Her week began Monday, when she took her 14-pound turkey out of the freezer and let it thaw in her refrigerator for the big day.

At 6 a.m. on Thanksgiving Day, before her family gets up and dressed for the day, the oven will be turned on, and the first step to a successful Thanksgiving Day dinner will begin.

"I love to cook," Mrs. Jenkins said. "And I like to entertain. I’m 87 years old and I think sewing, cooking, keeping busy and doing things for others is what keeps me going."

And all of Mrs. Jenkins’s family will be satisfied with the day because of her experienced and perfected way of preparing the star of the meal – the turkey.

"When you get your turkey, the first thing you do is take the giblets out – they’re in the neck," Mrs. Jenkins said.

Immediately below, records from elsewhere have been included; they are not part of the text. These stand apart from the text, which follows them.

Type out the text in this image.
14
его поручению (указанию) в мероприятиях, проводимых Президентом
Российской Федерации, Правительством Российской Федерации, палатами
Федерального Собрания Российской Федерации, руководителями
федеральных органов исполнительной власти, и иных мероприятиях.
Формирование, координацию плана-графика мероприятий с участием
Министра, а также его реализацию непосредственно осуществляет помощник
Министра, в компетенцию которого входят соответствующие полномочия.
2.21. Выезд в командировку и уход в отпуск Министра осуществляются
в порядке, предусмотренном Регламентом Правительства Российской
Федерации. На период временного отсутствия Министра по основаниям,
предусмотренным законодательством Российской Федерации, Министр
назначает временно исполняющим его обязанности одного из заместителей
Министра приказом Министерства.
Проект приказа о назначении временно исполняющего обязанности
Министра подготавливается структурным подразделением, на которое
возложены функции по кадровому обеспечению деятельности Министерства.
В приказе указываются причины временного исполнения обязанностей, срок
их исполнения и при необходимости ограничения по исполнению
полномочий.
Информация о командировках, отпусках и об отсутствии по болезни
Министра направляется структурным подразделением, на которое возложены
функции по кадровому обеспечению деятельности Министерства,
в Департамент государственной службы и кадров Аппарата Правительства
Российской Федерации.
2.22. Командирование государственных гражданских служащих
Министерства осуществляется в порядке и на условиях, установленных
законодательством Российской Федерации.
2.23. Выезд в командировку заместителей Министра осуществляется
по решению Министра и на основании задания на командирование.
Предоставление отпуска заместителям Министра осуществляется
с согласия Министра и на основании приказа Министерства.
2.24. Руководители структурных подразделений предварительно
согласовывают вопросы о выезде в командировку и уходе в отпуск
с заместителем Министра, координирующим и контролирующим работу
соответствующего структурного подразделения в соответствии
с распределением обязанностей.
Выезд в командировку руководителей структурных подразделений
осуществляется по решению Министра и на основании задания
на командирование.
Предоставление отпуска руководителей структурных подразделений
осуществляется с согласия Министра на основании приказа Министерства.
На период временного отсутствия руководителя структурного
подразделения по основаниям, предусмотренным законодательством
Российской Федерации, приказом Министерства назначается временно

But don’t throw the giblets out. They can be used later for other traditional Thanksgiving fare.

Just set them aside, and wash the turkey, Mrs. Jenkins said.

"Wash the turkey in cold water," she said. "And I always turn it up to let the cold water run all the way through to get what I call the blood out."

Once the turkey is clean, dry it – a paper towel will work, Mrs. Jenkins said.

And if stuffing the turkey itself, Mrs. Jenkins said she has a special trick.

"I take some softened butter and salt, put it in my hand and I go up and grease the inside of the turkey," she said. "Then you oil the outside, with butter or Crisco. That’s what makes it brown."

Even though it is important to cook a turkey thoroughly and make sure it tastes good, appearance also plays a role in having a successful holiday dinner, Mrs. Jenkins said.

"I take the legs and tuck them under the skin at the tail of the turkey," she said. "Then I take the wing and put it under the back of it. That way, when you’re baking it, the wings don’t separate and stick to the side of the roaster."

Now the time has come to actually put the turkey in the oven, Mrs. Jenkins said.

"I start my turkey on 325 degrees," she said. "If you use a meat thermometer, you should let it get to 185 degrees. I don’t use a thermometer, though."

Without a thermometer it might be difficult to tell when the turkey is done, but Mrs. Jenkins has a way.

"When about four and a half hours are up, I take the legs of the turkey and pull," she said. "If they work good and are loose, the turkey’s done. I like my meat done."

But there’s more to a turkey than leaving it in the oven for four hours, Mrs. Jenkins said.

To make an attractive turkey, a cook must keep a careful eye on the oven.

"If the turkey is browning too fast, I put aluminum foil over it," Mrs. Jenkins said. "But don’t press it down, keep it loose over the turkey. If you press it down, it will touch the skin and it wouldn’t be pretty and brown when it’s done. It would be messy looking."

A lot of people also baste their turkeys, but Mrs. Jenkins said she doesn’t.

"I do keep an eye on it, though, to make sure there’s plenty of liquid because you need it to make the dressing and gravy," she said.

Cooking a delicious Thanksgiving Day turkey takes patience and time. And getting in too big of a hurry toward the end could spoil the final product, Mrs. Jenkins said.

"When the turkey’s done and out of the oven don’t take it out of the roaster while it cools," she said. "Remove all the broth from it while it cools in the roaster, though, so the liquid does not get absorbed while the turkey cools."

After the turkey cools, there is just one final step, Mrs. Jenkins said.

"I put it on the turkey platter and it’s ready to carve," she said.